• Closure a sign of Spanish OpCo’s move to a more fleet-footed go-to-market strategy.

Vodafone shutters Bit and puts focus on yu

Vodafone shutters Bit and puts focus on yu

Source: Vodafone España

Vodafone Spain (VfS) closed the low‑touch, app‑managed Bit offering launched in November 2018, with reports suggesting that the sub‑brand has not been a commercial success (Vodafonewatch, #170, 177, and #192).

The OpCo is now putting its energies into the recently refreshed, youth‑focused yu brand and low‑cost Lowi offerings. In March 2020, Vodafone yu was given a new market presence with its own website (yu.vodafone.es) and a simple line‑up of monthly contracts with no tie‑in periods.

Although VfS did not formally announce the closure of Bit, it is now directing any potential Bit subscribers to the yu portal. The yu offering includes one 5G mobile plan, one 300Mbps fibre tariff, and two converged packages combining a mobile tariff with a choice of 300Mbps or 600Mbps fibre services.

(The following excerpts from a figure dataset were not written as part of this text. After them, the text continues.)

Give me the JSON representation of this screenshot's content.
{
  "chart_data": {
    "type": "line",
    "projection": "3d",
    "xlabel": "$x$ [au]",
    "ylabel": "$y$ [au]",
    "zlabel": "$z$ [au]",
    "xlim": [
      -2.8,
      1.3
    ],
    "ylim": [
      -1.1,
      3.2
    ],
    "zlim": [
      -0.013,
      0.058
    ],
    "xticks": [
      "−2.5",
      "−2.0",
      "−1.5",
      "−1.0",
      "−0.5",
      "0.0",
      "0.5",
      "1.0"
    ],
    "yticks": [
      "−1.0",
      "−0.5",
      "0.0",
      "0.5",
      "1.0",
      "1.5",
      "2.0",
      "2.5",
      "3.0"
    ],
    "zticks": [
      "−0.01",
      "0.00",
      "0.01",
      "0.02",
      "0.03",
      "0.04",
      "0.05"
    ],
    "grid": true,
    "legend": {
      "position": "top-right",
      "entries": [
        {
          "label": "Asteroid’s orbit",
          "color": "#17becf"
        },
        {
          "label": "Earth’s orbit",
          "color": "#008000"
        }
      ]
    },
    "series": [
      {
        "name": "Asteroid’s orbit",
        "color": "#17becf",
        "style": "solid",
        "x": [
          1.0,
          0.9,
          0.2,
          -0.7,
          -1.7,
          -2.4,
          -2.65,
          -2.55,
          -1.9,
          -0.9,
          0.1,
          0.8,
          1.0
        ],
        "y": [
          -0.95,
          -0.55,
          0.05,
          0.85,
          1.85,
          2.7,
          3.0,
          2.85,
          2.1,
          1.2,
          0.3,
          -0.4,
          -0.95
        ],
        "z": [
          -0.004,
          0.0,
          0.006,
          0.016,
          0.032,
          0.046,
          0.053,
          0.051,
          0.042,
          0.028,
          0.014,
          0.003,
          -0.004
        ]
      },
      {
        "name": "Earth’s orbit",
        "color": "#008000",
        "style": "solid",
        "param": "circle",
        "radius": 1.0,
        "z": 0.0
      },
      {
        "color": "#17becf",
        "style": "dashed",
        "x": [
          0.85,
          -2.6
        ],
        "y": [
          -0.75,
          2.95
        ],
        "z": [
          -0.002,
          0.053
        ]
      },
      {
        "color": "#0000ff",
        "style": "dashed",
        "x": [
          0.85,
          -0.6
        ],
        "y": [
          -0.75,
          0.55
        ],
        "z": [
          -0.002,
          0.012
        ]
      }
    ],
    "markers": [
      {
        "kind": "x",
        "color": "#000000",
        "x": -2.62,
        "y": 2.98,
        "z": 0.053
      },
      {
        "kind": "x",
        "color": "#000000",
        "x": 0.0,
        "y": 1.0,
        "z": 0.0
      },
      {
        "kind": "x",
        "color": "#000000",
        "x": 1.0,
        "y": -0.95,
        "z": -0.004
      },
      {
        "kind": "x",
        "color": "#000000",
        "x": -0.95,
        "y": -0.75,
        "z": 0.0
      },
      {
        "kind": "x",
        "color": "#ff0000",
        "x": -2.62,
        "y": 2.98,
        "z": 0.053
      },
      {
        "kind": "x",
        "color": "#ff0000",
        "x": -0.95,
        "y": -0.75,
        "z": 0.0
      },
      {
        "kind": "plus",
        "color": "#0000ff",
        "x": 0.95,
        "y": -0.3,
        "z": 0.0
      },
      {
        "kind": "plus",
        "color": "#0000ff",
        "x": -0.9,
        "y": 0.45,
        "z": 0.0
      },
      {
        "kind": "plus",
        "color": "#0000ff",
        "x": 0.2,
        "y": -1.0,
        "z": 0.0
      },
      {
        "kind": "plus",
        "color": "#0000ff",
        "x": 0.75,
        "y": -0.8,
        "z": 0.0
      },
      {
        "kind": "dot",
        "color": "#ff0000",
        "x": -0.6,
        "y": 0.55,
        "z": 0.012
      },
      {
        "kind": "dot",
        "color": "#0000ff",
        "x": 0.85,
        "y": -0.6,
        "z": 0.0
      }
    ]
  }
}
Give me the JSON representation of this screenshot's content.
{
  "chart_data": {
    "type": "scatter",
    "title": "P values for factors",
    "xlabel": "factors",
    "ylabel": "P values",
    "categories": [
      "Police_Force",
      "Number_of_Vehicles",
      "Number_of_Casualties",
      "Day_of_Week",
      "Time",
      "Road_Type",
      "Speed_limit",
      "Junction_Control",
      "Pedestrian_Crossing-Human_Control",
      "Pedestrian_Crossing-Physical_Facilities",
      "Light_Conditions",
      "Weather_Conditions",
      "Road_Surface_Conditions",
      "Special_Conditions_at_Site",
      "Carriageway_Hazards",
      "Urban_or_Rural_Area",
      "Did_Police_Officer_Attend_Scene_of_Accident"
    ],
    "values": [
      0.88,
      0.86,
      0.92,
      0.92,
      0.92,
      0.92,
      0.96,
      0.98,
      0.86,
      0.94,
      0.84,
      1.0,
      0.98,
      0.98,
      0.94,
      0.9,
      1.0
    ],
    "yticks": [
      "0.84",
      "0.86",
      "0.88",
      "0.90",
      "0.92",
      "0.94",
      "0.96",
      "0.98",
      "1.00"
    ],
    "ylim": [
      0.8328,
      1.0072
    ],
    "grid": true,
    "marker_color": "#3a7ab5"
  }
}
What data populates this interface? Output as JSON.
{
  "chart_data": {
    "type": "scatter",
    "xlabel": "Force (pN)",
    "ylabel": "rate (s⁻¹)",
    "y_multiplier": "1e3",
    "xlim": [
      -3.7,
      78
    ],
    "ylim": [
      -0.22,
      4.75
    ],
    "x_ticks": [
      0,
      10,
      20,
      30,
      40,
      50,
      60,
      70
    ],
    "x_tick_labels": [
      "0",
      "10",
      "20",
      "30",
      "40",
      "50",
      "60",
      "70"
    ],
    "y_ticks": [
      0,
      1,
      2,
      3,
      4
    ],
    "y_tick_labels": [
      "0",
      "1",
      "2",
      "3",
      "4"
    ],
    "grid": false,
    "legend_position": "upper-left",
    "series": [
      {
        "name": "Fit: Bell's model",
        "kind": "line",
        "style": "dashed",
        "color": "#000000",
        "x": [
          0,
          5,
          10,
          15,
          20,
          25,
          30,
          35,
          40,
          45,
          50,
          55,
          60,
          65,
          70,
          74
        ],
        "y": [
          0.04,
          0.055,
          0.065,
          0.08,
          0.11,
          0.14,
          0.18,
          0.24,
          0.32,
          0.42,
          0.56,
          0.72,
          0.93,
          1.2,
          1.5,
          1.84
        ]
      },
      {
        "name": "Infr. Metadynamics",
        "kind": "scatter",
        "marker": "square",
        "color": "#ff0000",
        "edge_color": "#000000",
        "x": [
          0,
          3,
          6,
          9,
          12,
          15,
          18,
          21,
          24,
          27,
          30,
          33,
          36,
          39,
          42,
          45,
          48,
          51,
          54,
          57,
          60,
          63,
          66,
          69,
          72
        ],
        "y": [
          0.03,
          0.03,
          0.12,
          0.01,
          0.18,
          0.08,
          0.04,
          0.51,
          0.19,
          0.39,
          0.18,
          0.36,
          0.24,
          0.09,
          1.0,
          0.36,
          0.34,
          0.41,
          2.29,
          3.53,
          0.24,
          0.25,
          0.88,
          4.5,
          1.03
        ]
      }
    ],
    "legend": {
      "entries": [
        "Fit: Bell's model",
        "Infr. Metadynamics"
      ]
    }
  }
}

Bit was originally launched within the context of the Group strategy to provide a “number of ‘digital‑only’ products which require no human interaction”. It was also seen as a way to counter rival Telefónica’s launch of a low‑cost offering in Spain under the well‑known O2 brand.

ADSLZone reported that Bit had not been well received by customers. VfS told the online publication that Bit had nevertheless provided some important lessons on how transactional online sales processes work. Movilonia suggested that Bit had not been differentiated enough from the rival O2 offer. The site also noted that, aside from one or two small tweaks, the Bit plans had not been renewed since launch.

Like Bit, yu is positioned as an app‑managed brand but has been given a more distinctive, youth‑focused approach. VfS pointed out that the youth market is showing a growing preference for contracts as opposed to prepaid offers. Citing its own sources, the OpCo said that while 58% of younger subscribers opted for prepaid plans in 2012, 69% of them now prefer contracts. According to VfS, the yu brand has a 17.7% market share of Spain’s prepaid youth segment.

Vodafone still seeking re‑connection with mass market

The boiling down of VfS’s brand portfolio to Lowi, Vodafone, and yu aligns with Group efforts to consolidate and simplify tariffs under its DigitalFirst programme. It also forms part of the operator’s belated recognition of a need to become more proactive at the value end of the market.

In its latest AnnualReport, Vodafone said it had halved the number of tariff plans over the last three years and reduced the number of products by 40%. At the same time, the operator said it saw opportunities for growth using sub‑brands such as ho in Italy, Lowi in Spain, and Voxi in the UK.

Bit had been regarded as a differentiated offering because of its simpler digital focus, but it does not appear to have gained the same traction as sub‑brands in other Group markets. In Italy, ho was launched to counter the arrival of Iliad Italy, and has been attacking its rival aggressively with a raft of promotions aimed directly at Iliad subscribers. In the quarter to 31 December 2019, ho reached 1.6 million active users. Lowi was also said to have supported the continued recovery of VfS in the same period, while Voxi helped Vodafone UK (VfUK) add 116,000 prepaid customers.

OpCos like VfS and VfUK — the latter of which is in the process of reviving formerly unwanted discount sub‑brand Talkmobile (Vodafonewatch, #182) — still appear to be wrestling with the task of getting the right combination of services to match customer behaviour and preferences, but this is the nature of the beast when it comes to digital/agile business.

  • Although it was not clear whether related to Bit, Lowi, or yu, long-time VfS mobile virtual network enabler partner Pareteum Corporation flagged an extended engagement with the OpCo. The vendor, formerly known as Elephant Talk, said it had entered into a procurement agreement with VfS’ virtual network subsidiary Vodafone Enabler España, based on delivering “mobile network services”. The deal will last to March 2022, but with the possibility of extensions, and see Pareteum paid on a per-subscriber basis. Pareteum has a long-running relationship with VfS, stretching back to at least 2009 (Vodafonewatch, #152 and passim). VfS previously provided the vendor with loans to tide over financial difficulties.